The songs are beautiful but perhaps, there are one too many. Special mention must be made of Shobai Chup sung beautifully by Sahana Bajpaie and composed by Prasun. It is presented through an imaginative collage of bits and pieces that put together the love story of Arjun and Pritha when they were in love, bonded by their love for voice-centered vocations. The cinematographer, Subankar Dhar, has put it together in the most picturesque manner – with raindrops falling on the earth, a flying umbrella to suggest the monsoon, the flying of dry leaves in autumn, the silhouetted figures of the lovers caught in a mid-long-shot under a tree and so on. Music plays an invisible character in the film, rising and falling with the rise and fall and rise in the drama of the lives of the three people in the film. The editing (Moloy Laha) is seamless and smooth moving between and among very different locations and homes while maintaining the pace and rhythm of the film. But the film would have done better with some clipping towards the end.
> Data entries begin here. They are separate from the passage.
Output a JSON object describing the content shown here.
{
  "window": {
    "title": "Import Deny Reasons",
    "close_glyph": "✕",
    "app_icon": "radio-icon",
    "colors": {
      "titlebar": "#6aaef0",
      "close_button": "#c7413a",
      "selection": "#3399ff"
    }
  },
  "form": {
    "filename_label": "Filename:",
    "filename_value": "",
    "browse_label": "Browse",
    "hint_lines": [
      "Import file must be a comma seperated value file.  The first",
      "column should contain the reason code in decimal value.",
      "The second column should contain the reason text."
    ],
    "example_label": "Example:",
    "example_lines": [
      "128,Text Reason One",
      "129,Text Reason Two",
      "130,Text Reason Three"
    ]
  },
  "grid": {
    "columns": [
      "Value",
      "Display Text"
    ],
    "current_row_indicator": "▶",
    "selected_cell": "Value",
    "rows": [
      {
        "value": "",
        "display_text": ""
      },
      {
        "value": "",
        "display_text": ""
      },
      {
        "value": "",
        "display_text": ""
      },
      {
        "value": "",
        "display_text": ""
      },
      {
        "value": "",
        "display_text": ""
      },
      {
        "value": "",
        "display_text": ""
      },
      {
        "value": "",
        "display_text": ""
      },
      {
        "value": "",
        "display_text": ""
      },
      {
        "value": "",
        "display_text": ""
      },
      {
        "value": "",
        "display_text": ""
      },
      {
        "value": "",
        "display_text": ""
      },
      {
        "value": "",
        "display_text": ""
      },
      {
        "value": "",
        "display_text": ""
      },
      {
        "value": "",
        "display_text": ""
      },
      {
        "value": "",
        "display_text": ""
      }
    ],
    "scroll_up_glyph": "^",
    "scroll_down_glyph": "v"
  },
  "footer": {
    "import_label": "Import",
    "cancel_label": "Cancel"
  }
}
But the most amazing quality of the film lies squarely on Shiboprosad Mukherjee’s shoulders who portrays Arjun Mullick. That happy and cheerful look on his face backed by a very friendly and adorable voice is replaced by that lost look of disbelief in his eyes, his anger when he throws things around and his complete feeling of being a failure when nothing, but nothing seems to work. The directors have rightly underscored the lengthy and very painful process of Arjun working on his voice and regaining his lost confidence slowly bit by bit. When Arjun learns with rigorous practice to use his voice differently, he creates an ‘alien’ mechanised voice for his listeners and fans for a newly devised programme on the same channel he worked for. This defines a beautiful but imposed tribute to the Ghost King in Satyajit Ray’s Goopy Gyne Bagha Byne, which celebrated its 50th birthday two days before Konttho released. However it has to be said, Konttho would have ‘spoken’ with equal eloquence and emotion even without this tribute.